1.     sunnah pertama yang disebutkan didalam kitab matan abu syuja’ adalah tasmiyah, atau membaca bismillah dan bacaan bismillah yang paling afdhol adalah bismillahirohmanirohiim, dengan bacaan yang sempurna adapun jika hanya membaca bismillah saja maka itu sudah mencukupi. Hal ini sebagaimana disabdakan oleh Rasulullah shalallahu alahi wasalllam :

لاَ صَلاَةَ لِمَنْ لاَ وُضُوْءَ لَهُ، وَلاَ وُضُوْءَ لِمَنْ لَمْ يَذْكُرِ اسْمَ اللهِ عَلَيْهِ.

 

Tidak sah shalat seseorang tanpa wudhu. Dan tidak ada wudhu untuk seseorang yang tidak menyebut nama Allah.”( Hasan: [Shahiih Sunan Ibni Majah (no. 320)], Sunan Abi Dawud (‘Aunul Ma’buud) (I/174 no. 101), dan Sunan Ibni Majah (I/140 no. 399).

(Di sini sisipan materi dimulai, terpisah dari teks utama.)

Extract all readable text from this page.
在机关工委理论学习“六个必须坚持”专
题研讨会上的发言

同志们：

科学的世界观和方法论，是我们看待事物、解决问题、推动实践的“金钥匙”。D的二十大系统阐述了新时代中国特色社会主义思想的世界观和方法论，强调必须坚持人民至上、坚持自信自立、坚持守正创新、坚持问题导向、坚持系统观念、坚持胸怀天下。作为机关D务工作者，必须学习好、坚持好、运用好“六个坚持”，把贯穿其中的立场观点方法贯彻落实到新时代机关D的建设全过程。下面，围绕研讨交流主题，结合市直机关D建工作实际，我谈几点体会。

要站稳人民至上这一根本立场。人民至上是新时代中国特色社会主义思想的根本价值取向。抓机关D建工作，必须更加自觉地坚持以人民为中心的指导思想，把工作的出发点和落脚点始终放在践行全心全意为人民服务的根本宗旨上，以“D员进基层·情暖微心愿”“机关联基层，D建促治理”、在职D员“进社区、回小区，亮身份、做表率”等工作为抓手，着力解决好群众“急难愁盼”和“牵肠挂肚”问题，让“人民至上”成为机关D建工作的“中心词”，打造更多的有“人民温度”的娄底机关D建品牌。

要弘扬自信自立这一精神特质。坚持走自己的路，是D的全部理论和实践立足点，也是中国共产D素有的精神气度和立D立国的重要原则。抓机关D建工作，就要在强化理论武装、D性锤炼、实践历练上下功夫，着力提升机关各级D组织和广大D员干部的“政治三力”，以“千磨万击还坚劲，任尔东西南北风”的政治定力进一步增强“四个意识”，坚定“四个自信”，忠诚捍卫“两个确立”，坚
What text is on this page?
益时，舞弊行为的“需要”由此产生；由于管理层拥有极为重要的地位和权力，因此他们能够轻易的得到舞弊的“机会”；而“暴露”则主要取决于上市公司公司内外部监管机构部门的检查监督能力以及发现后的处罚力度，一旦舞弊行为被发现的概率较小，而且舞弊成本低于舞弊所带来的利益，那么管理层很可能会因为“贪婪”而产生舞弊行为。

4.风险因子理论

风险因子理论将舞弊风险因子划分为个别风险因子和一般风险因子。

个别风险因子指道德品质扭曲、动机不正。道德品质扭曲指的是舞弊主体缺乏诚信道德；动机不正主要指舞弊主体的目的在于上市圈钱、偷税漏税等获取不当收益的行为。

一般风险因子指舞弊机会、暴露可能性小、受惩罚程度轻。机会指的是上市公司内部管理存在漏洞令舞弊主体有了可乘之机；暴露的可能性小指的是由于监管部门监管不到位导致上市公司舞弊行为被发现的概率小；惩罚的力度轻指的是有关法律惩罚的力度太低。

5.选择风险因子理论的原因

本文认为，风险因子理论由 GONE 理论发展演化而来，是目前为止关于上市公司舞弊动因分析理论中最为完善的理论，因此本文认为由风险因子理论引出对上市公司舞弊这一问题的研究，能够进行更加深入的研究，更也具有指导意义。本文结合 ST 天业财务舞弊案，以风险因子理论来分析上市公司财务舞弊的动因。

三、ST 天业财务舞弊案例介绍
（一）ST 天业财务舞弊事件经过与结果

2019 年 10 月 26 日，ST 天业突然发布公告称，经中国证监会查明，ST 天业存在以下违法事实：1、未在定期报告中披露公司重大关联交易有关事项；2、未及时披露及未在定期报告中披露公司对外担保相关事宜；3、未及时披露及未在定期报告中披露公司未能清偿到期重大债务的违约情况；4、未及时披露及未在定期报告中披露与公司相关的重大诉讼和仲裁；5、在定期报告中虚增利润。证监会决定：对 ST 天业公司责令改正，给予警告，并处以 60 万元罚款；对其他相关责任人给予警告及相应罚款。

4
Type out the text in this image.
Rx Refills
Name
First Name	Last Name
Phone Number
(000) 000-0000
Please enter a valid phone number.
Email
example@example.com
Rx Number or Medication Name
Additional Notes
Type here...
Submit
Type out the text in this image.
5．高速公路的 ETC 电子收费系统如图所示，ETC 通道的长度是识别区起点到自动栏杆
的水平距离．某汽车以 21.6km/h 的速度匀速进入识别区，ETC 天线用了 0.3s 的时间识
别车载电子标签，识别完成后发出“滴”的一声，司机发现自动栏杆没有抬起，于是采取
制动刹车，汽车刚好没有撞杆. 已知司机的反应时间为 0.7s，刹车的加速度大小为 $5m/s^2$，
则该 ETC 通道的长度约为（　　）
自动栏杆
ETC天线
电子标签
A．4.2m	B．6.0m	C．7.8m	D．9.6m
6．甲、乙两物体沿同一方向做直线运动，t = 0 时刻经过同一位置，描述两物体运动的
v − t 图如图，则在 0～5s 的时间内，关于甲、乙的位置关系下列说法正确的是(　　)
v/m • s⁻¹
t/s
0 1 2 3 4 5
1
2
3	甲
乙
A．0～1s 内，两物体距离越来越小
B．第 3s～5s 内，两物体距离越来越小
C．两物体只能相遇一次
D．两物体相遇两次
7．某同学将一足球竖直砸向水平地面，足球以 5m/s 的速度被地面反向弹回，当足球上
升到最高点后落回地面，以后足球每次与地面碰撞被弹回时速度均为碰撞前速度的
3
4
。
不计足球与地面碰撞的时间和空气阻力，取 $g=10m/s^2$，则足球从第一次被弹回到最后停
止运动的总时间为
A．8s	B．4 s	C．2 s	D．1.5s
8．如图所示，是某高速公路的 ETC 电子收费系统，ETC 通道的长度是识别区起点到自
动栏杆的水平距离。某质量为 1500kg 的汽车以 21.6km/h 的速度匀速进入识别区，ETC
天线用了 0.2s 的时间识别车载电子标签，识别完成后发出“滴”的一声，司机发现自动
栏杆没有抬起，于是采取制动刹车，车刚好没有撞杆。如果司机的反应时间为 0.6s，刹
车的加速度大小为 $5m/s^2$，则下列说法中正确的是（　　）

Ucapan bismillah diucapkan bersamaan dengan mencuci telapak tangan dan niat sunnah, adapaun niat wajib itu ketika mencuci wajah dan telah dijelaskan dipembahasan sebelumnya. Jadi pada satu waktu ini teglah terkumpul tiga sunnah yang dilakukan yang pertama sunnah qolbiyah dan ia adalah niat, kemudian sunnah fi’liah dan dia adalah mencuci kedua telapak tangan dan sunnah qouliah dia adalah ucapan bismillah. Jika sesorang meninggalakan secara sengaja atau karena ia lupa ucapan basmalah ini maka whudunya tetap sah dan jika seandainya ia teringat atau ingin mengucapkan basmalah ditengah whudunya maka ia diperbolehkan, tetapi jika whudunya telah selesai maka tidak boleh bagi dia untuk mengucapkan basmalah.

2.     Mencuci kedua tangan sebelum memasukannya kedalam wadah

Sebagaimana hadist dari sahabat usman rhadiallahu anhu

عَنْ حُمْرَانَ مَوْلَى عُثْمَانَ بْنِ عَفَّانَ أَنَّهُ رَأَى عُثْمَانَ دَعَا بِوَضُوءٍ ، فَأَفْرَغَ عَلَى يَدَيْهِ مِنْ إِنَائِهِ ،

 فَغَسَلَهُمَا ثَلاَثَ مَرَّاتٍ

Dari Humroon budaknya Utsman bin Affan, (ketika ia menjadi budaknya Utsman suatu ketika beliau memintanya untuk membawakan air wudhu (dengan wadah, kemudian aku tuangkan air dari wadah tersebut ke kedua tangan beliau. Maka ia membasuh tangannya sebanyak tiga. ( H.R. bukhori dan Muslim ).

para ulama mengatakan bahwa mencuci tangan ditetapkan sebagai suatu yang sunnah dikarenakan sahabat ustman rhadiallahu anhu hanya melihat perbuatan nabi dan bukan sebuah perintah dari nabi yang menjadikan perbuatan ini hanya dihukumi sunnah.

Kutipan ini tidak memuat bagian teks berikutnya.